By the mid-1960s, Paul Feiler had started to move away from an abstraction concerned with place towards an intellectual consideration of space, light and form. Floating Forms Blue comes from this period. Feiler has worked on the painting for over a year, reworking and over-painting before a final form is realised. The whole has that complex and richly worked surface so synonymous with this artist.
Purchased by the previous owner's father from the Grosvenor Gallery, thence by descent.
Exhibitions
Grosvenor Gallery, 1965. Feiler’s solo exhibition.
In 1962 and 1965 Paul Feiler had solo exhibitions at the Grosvenor Gallery; Floating Forms Blue (1963-64) is from the second of these shows.
By the mid-1960s, Paul Feiler had started to move away from an abstraction concerned with place, usually West Cornwall landmarks like Porthledden(1960), towards an intellectual consideration of space, light and form. Floating Forms Blue comes from this period. In this painting Feiler is concerned with finding space within the interior of the canvas through a geometry of forms. Thick white paint covers most of the canvas, the arrangement of rounded and elliptical forms delineated in accents of bright blue, greys, black and ochre. In Floating Forms Blue, Feiler, as he often would, has worked on the painting for over a year, reworking and over-painting before a final form is realised. Earlier forms are discernible through the artist’s layers of paint; the whole has that complex and richly worked surface so synonymous with this artist. As Feiler had explained a decade earlier in response to the work of Nicolas de Staël, "I was already using broad brushstrokes and thick paint, but now made them broader and the paint thicker. It was the handling of the paint that I found exciting."
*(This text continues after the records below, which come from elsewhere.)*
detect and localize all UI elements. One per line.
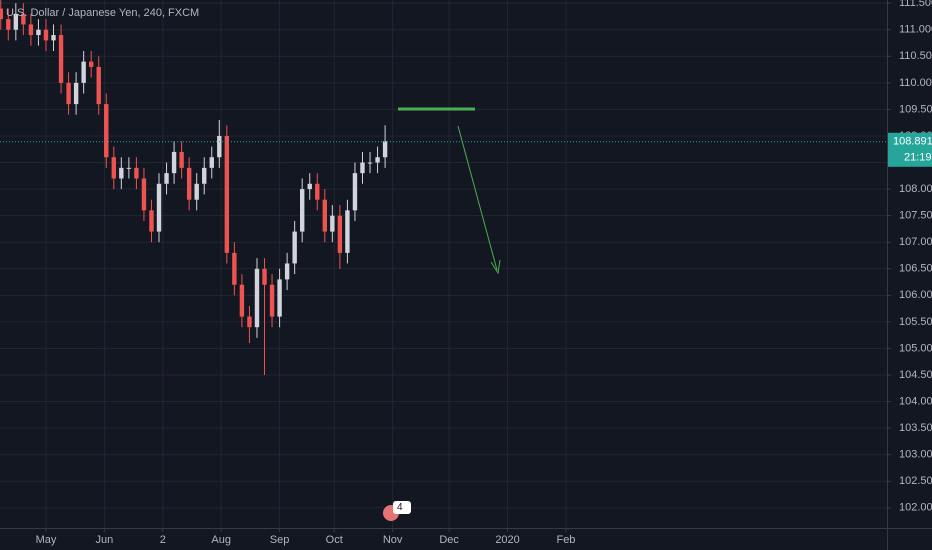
y-tick-label: 103.500: [899, 422, 932, 434]
candle-body: [330, 215, 335, 232]
candle-body: [382, 141, 388, 158]
x-tick-label: May: [36, 534, 57, 546]
badge-count: 4: [397, 502, 403, 513]
x-tick-label: 2: [160, 534, 166, 546]
y-tick-label: 108.000: [899, 183, 932, 195]
candle-body: [277, 279, 282, 317]
candle-body: [81, 61, 86, 83]
badge-bg: [393, 501, 411, 514]
candle-body: [194, 183, 199, 200]
candle-body: [337, 215, 343, 253]
candle-body: [292, 231, 297, 264]
candle-body: [104, 104, 109, 158]
y-tick-label: 107.000: [899, 236, 932, 248]
candle-body: [322, 199, 328, 232]
x-tick-label: Jun: [96, 534, 114, 546]
y-tick-label: 105.000: [899, 342, 932, 354]
y-tick-label: 110.000: [899, 77, 932, 89]
candle-body: [262, 268, 267, 285]
candle-body: [0, 8, 3, 20]
chart-title: U.S. Dollar / Japanese Yen, 240, FXCM: [6, 7, 199, 19]
y-tick-label: 102.000: [899, 502, 932, 514]
y-tick-label: 110.500: [899, 50, 932, 62]
y-tick-label: 111.000: [899, 24, 932, 36]
candle-body: [119, 167, 124, 179]
candle-body: [186, 167, 192, 200]
y-tick-label: 109.500: [899, 103, 932, 115]
x-tick-label: Feb: [556, 534, 575, 546]
candle-body: [247, 316, 252, 328]
arrow-drawing[interactable]: [457, 125, 498, 271]
x-tick-label: Dec: [439, 534, 459, 546]
candle-body: [307, 183, 312, 190]
candle-body: [239, 284, 245, 317]
x-tick-label: Oct: [326, 534, 343, 546]
countdown-label: 21:19: [904, 152, 932, 164]
x-tick-label: Nov: [383, 534, 403, 546]
candle-body: [202, 167, 207, 184]
y-tick-label: 103.000: [899, 449, 932, 461]
candle-body: [299, 189, 305, 232]
candle-body: [345, 210, 350, 253]
candle-body: [36, 29, 41, 36]
y-tick-label: 111.500: [899, 0, 932, 9]
candle-body: [149, 210, 154, 232]
candle-body: [13, 13, 19, 30]
candle-body: [224, 135, 230, 253]
arrow-head: [490, 259, 501, 275]
candle-body: [43, 29, 49, 41]
candle-body: [164, 173, 169, 184]
candle-body: [111, 157, 116, 179]
candle-body: [284, 263, 290, 280]
y-tick-label: 106.000: [899, 289, 932, 301]
candle-body: [126, 167, 132, 169]
candle-body: [156, 183, 162, 232]
candle-body: [171, 151, 177, 174]
candle-body: [179, 151, 184, 168]
candle-body: [141, 178, 147, 211]
x-tick-label: Aug: [211, 534, 231, 546]
event-badge[interactable]: 4: [383, 501, 411, 521]
x-tick-label: Sep: [270, 534, 290, 546]
candle-body: [315, 183, 320, 200]
y-tick-label: 104.000: [899, 395, 932, 407]
y-tick-label: 105.500: [899, 316, 932, 328]
candle-body: [21, 13, 26, 25]
x-tick-label: 2020: [495, 534, 519, 546]
candle-body: [96, 66, 101, 105]
y-tick-label: 107.500: [899, 210, 932, 222]
candle-body: [352, 173, 358, 211]
y-tick-label: 102.500: [899, 475, 932, 487]
candle-body: [6, 19, 11, 30]
candle-body: [367, 162, 373, 164]
candle-body: [58, 35, 64, 83]
candle-body: [88, 61, 94, 67]
candle-body: [51, 35, 56, 41]
candle-body: [28, 24, 34, 36]
candle-body: [375, 157, 380, 163]
candle-body: [360, 162, 365, 174]
candle-body: [269, 284, 275, 317]
last-price-tag: [888, 132, 932, 167]
last-price-label: 108.891: [893, 136, 932, 148]
y-tick-label: 106.500: [899, 263, 932, 275]
candle-body: [134, 167, 139, 179]
candle-body: [232, 252, 237, 285]
candle-body: [66, 82, 71, 105]
candle-body: [73, 82, 79, 105]
candle-body: [217, 135, 222, 158]
candle-body: [254, 268, 260, 328]
candle-body: [209, 157, 214, 168]
y-tick-label: 104.500: [899, 369, 932, 381]
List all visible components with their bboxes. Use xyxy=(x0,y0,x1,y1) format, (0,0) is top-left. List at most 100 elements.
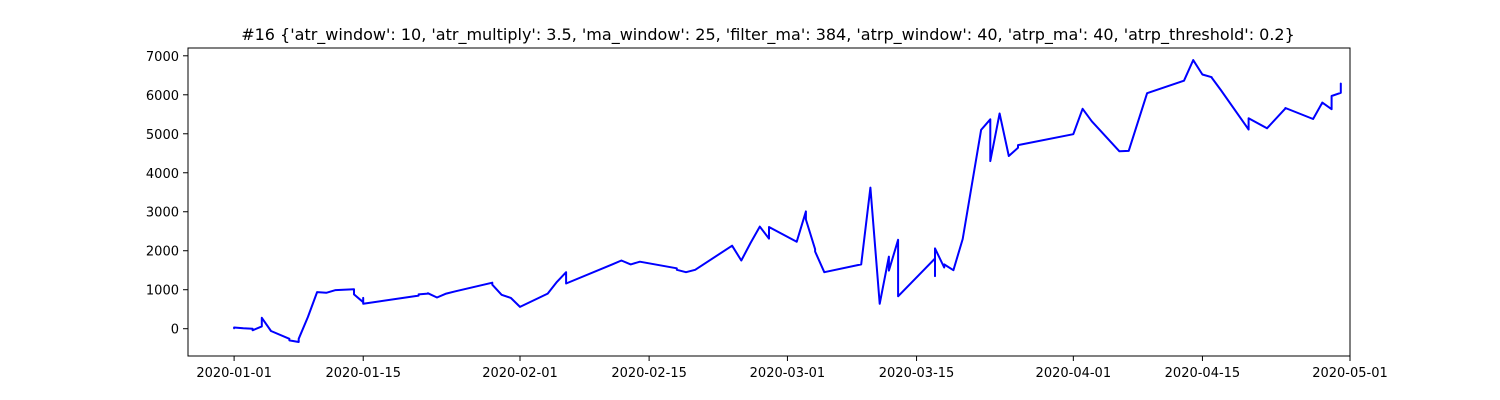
y-tick-label: 4000 xyxy=(146,167,179,182)
data-point xyxy=(989,118,991,120)
data-point xyxy=(740,259,742,262)
data-point xyxy=(750,242,752,244)
data-point xyxy=(999,112,1001,115)
x-tick-label: 2020-04-01 xyxy=(1036,366,1112,381)
data-point xyxy=(1082,108,1084,110)
data-point xyxy=(823,271,825,273)
data-point xyxy=(639,261,641,263)
x-tick-label: 2020-03-15 xyxy=(879,366,955,381)
data-point xyxy=(805,210,807,212)
data-point xyxy=(1183,80,1185,82)
plot-frame xyxy=(187,47,1351,357)
data-point xyxy=(436,296,438,299)
data-point xyxy=(685,271,687,273)
data-point xyxy=(1072,133,1074,135)
data-point xyxy=(814,250,816,253)
data-point xyxy=(325,292,327,294)
data-point xyxy=(879,303,881,305)
data-point xyxy=(261,325,263,327)
data-point xyxy=(1192,59,1194,61)
data-point xyxy=(445,293,447,295)
data-point xyxy=(1220,89,1222,91)
data-point xyxy=(814,248,816,250)
data-point xyxy=(731,245,733,247)
data-point xyxy=(1008,155,1010,157)
data-point xyxy=(1248,117,1250,119)
y-axis: 0 1000 2000 3000 4000 5000 6000 7000 xyxy=(146,50,188,338)
data-point xyxy=(565,282,567,285)
data-point xyxy=(353,288,355,290)
y-tick-label: 7000 xyxy=(146,50,179,65)
data-point xyxy=(1331,95,1333,97)
data-point xyxy=(934,275,936,277)
x-tick-label: 2020-02-01 xyxy=(482,366,558,381)
data-point xyxy=(630,263,632,265)
y-tick-label: 5000 xyxy=(146,128,179,143)
data-point xyxy=(952,269,955,271)
data-point xyxy=(768,238,770,240)
data-point xyxy=(1248,128,1250,131)
data-point xyxy=(860,263,862,265)
data-point xyxy=(362,301,364,303)
data-point xyxy=(556,281,558,283)
data-point xyxy=(501,294,503,296)
data-point xyxy=(547,293,549,295)
data-point xyxy=(694,269,696,271)
data-point xyxy=(454,290,456,292)
x-tick-label: 2020-05-01 xyxy=(1312,366,1388,381)
data-point xyxy=(897,239,899,241)
data-point xyxy=(980,129,982,131)
y-tick-label: 0 xyxy=(171,323,179,338)
data-point xyxy=(888,270,890,272)
x-axis: 2020-01-01 2020-01-15 2020-02-01 2020-02-15… xyxy=(196,356,1388,381)
y-tick-label: 1000 xyxy=(146,284,179,299)
data-point xyxy=(519,306,521,308)
data-point xyxy=(1128,150,1130,152)
data-point xyxy=(768,226,770,228)
data-point xyxy=(934,257,936,260)
y-tick-label: 6000 xyxy=(146,89,179,104)
y-tick-label: 2000 xyxy=(146,245,179,260)
x-tick-label: 2020-01-01 xyxy=(196,366,272,381)
data-point xyxy=(897,269,899,271)
data-point xyxy=(943,263,945,265)
data-point xyxy=(1331,108,1333,110)
chart-title: #16 {'atr_window': 10, 'atr_multiply': 3… xyxy=(241,25,1295,45)
data-point xyxy=(759,226,761,228)
data-point xyxy=(252,328,254,330)
data-point xyxy=(1146,92,1148,94)
data-point xyxy=(1211,77,1213,79)
data-point xyxy=(989,160,991,162)
data-point xyxy=(925,267,927,269)
data-point xyxy=(962,238,964,240)
data-point xyxy=(288,339,290,341)
data-point xyxy=(362,297,364,299)
plot-area xyxy=(233,59,1342,343)
data-point xyxy=(796,241,798,243)
data-point xyxy=(270,330,272,332)
data-point xyxy=(362,303,364,305)
data-point xyxy=(491,282,493,284)
data-point xyxy=(298,338,300,340)
data-point xyxy=(1017,147,1019,149)
data-point xyxy=(335,289,337,291)
data-point xyxy=(897,295,899,297)
data-point xyxy=(252,329,254,331)
data-point xyxy=(1266,127,1268,129)
data-point xyxy=(1312,118,1314,120)
data-point xyxy=(805,218,807,221)
data-point xyxy=(611,263,613,265)
data-point xyxy=(1201,73,1203,76)
data-point xyxy=(620,259,623,262)
data-point xyxy=(1321,102,1323,104)
data-point xyxy=(869,187,872,189)
data-point xyxy=(1017,144,1019,146)
data-point xyxy=(427,292,429,294)
data-point xyxy=(888,256,890,258)
data-point xyxy=(418,295,420,297)
x-tick-label: 2020-02-15 xyxy=(611,366,687,381)
data-point xyxy=(307,316,309,318)
data-point xyxy=(510,297,512,299)
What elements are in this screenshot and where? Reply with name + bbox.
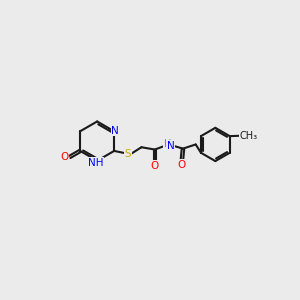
Text: O: O [177,160,185,170]
Text: O: O [61,152,69,162]
Text: H: H [164,139,171,148]
Text: N: N [111,126,119,136]
Text: N: N [167,141,175,151]
Text: NH: NH [88,158,104,168]
Text: S: S [124,149,131,159]
Text: CH₃: CH₃ [239,131,257,141]
Text: O: O [151,161,159,171]
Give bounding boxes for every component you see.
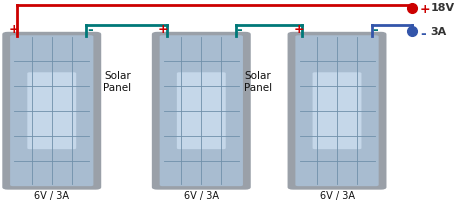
Text: 6V / 3A: 6V / 3A: [319, 190, 355, 200]
Text: Solar
Panel: Solar Panel: [243, 70, 272, 93]
Text: 6V / 3A: 6V / 3A: [184, 190, 219, 200]
Text: -: -: [87, 23, 93, 37]
Text: -: -: [372, 23, 378, 37]
FancyBboxPatch shape: [288, 33, 386, 190]
FancyBboxPatch shape: [160, 36, 243, 186]
FancyBboxPatch shape: [2, 33, 101, 190]
Text: +: +: [420, 3, 431, 16]
FancyBboxPatch shape: [27, 73, 76, 149]
FancyBboxPatch shape: [177, 73, 226, 149]
Text: 6V / 3A: 6V / 3A: [34, 190, 69, 200]
Text: +: +: [158, 23, 169, 36]
Text: -: -: [236, 23, 242, 37]
Text: 18V: 18V: [430, 3, 455, 13]
FancyBboxPatch shape: [152, 33, 251, 190]
Text: 3A: 3A: [430, 27, 446, 37]
Text: -: -: [420, 27, 426, 41]
FancyBboxPatch shape: [313, 73, 361, 149]
FancyBboxPatch shape: [10, 36, 94, 186]
FancyBboxPatch shape: [296, 36, 378, 186]
Text: Solar
Panel: Solar Panel: [103, 70, 131, 93]
Text: +: +: [294, 23, 304, 36]
Text: +: +: [8, 23, 19, 36]
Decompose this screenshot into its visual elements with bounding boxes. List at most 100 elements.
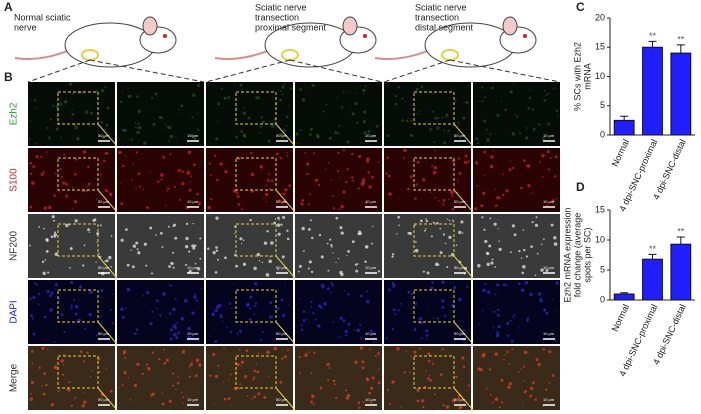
cell-spot bbox=[197, 201, 201, 205]
cell-spot bbox=[42, 392, 46, 396]
cell-spot bbox=[98, 371, 101, 374]
cell-spot bbox=[71, 108, 74, 111]
y-tick-label: 10 bbox=[595, 234, 605, 244]
cell-spot bbox=[99, 224, 102, 227]
y-tick-label: 0 bbox=[600, 294, 605, 304]
cell-spot bbox=[497, 228, 499, 230]
cell-spot bbox=[71, 92, 74, 96]
cell-spot bbox=[484, 282, 487, 286]
cell-spot bbox=[100, 289, 104, 293]
cell-spot bbox=[317, 324, 321, 328]
cell-spot bbox=[528, 97, 531, 100]
cell-spot bbox=[33, 99, 37, 102]
cell-spot bbox=[135, 241, 139, 245]
cell-spot bbox=[136, 248, 139, 251]
cell-spot bbox=[173, 223, 177, 227]
cell-spot bbox=[65, 223, 69, 228]
cell-spot bbox=[240, 360, 245, 364]
cell-spot bbox=[207, 247, 210, 250]
cell-spot bbox=[49, 118, 52, 121]
cell-spot bbox=[396, 232, 398, 235]
cell-spot bbox=[263, 197, 265, 200]
cell-spot bbox=[247, 116, 251, 120]
cell-spot bbox=[253, 266, 257, 271]
cell-spot bbox=[53, 340, 56, 343]
cell-spot bbox=[504, 108, 508, 112]
cell-spot bbox=[269, 301, 273, 305]
cell-spot bbox=[37, 292, 41, 296]
cell-spot bbox=[137, 172, 141, 176]
cell-spot bbox=[313, 351, 316, 354]
cell-spot bbox=[346, 254, 348, 257]
cell-spot bbox=[492, 150, 495, 152]
cell-spot bbox=[421, 399, 425, 403]
cell-spot bbox=[343, 383, 345, 385]
cell-spot bbox=[420, 219, 423, 223]
cell-spot bbox=[53, 219, 56, 222]
cell-spot bbox=[326, 362, 330, 367]
cell-spot bbox=[416, 399, 420, 403]
cell-spot bbox=[429, 127, 432, 131]
cell-spot bbox=[188, 375, 191, 378]
cell-spot bbox=[310, 300, 313, 303]
cell-spot bbox=[83, 400, 87, 404]
cell-spot bbox=[482, 288, 486, 293]
cell-spot bbox=[462, 116, 466, 120]
cell-spot bbox=[74, 219, 78, 223]
cell-spot bbox=[184, 245, 189, 249]
cell-spot bbox=[297, 142, 299, 145]
cell-spot bbox=[48, 136, 51, 138]
cell-spot bbox=[398, 224, 400, 226]
cell-spot bbox=[223, 397, 227, 401]
cell-spot bbox=[314, 178, 318, 182]
inset-box bbox=[235, 289, 277, 323]
cell-spot bbox=[41, 385, 43, 387]
cell-spot bbox=[361, 360, 365, 364]
cell-spot bbox=[401, 97, 404, 100]
cell-spot bbox=[169, 312, 172, 315]
cell-spot bbox=[476, 184, 479, 187]
cell-spot bbox=[493, 222, 497, 226]
cell-spot bbox=[35, 107, 38, 110]
cell-spot bbox=[418, 316, 423, 321]
cell-spot bbox=[318, 233, 322, 237]
scale-bar-label: 10 μm bbox=[365, 331, 377, 336]
cell-spot bbox=[60, 359, 64, 363]
cell-spot bbox=[464, 101, 466, 104]
scale-bar-label: 50 μm bbox=[454, 133, 466, 138]
y-axis-label: % SCs with Ezh2 bbox=[572, 42, 582, 111]
zoom-line bbox=[27, 59, 91, 83]
cell-spot bbox=[217, 364, 220, 367]
cell-spot bbox=[265, 273, 270, 277]
cell-spot bbox=[430, 286, 434, 290]
cell-spot bbox=[496, 113, 500, 118]
inset-box bbox=[235, 91, 277, 125]
cell-spot bbox=[333, 383, 336, 386]
cell-spot bbox=[279, 156, 282, 160]
cell-spot bbox=[151, 108, 153, 110]
cell-spot bbox=[95, 198, 98, 200]
cell-spot bbox=[242, 262, 247, 266]
cell-spot bbox=[507, 385, 511, 389]
micrograph bbox=[384, 82, 471, 146]
cell-spot bbox=[223, 96, 227, 100]
cell-spot bbox=[336, 170, 340, 173]
scale-bar-label: 50 μm bbox=[276, 265, 288, 270]
cell-spot bbox=[481, 191, 486, 195]
scale-bar-label: 10 μm bbox=[365, 397, 377, 402]
cell-spot bbox=[496, 331, 500, 335]
cell-spot bbox=[288, 303, 290, 306]
mouse-eye bbox=[163, 34, 167, 38]
cell-spot bbox=[359, 323, 362, 326]
error-bar bbox=[676, 44, 685, 54]
inset-link bbox=[453, 387, 474, 411]
cell-spot bbox=[195, 358, 200, 363]
cell-spot bbox=[432, 221, 435, 224]
scale-bar-label: 10 μm bbox=[187, 199, 199, 204]
cell-spot bbox=[145, 363, 149, 366]
cell-spot bbox=[63, 330, 66, 333]
cell-spot bbox=[48, 205, 52, 210]
cell-spot bbox=[172, 266, 175, 269]
cell-spot bbox=[483, 150, 486, 154]
cell-spot bbox=[91, 369, 93, 372]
The painting also recalls the close friendship and artistic dialogue with Peter Lanyon (1918-1964), who had taken up gliding in 1959, a passion that effected a great change in Lanyon’s palette, method and abstract subject matter. Lanyon’s abstraction of his gliding experience, of wind, sky and thermal uplifts, became the primary concern of his work in the early 1960s and Floating Forms Blue, even in its title, bears evidence of his influence upon Feiler. Poignantly it was completed the year of Lanyon’s tragic death following a gliding accident.
Feiler and Lanyon’s growing reputation in America had led Mark Rothko to visit Cornwall and Feiler’s studio a few years earlier. It is often observed that the abstraction of the New York modernists was intellectual in its origins whilst that of their St Ives contemporaries was fundamentally wedded to landscape. Floating Forms Blue and its intentional move away from a direct association with place, may therefore be seen as a shift towards this more purely intellectual concern and as such, likely in part to have been influenced by Feiler's trans-Atlantic peers.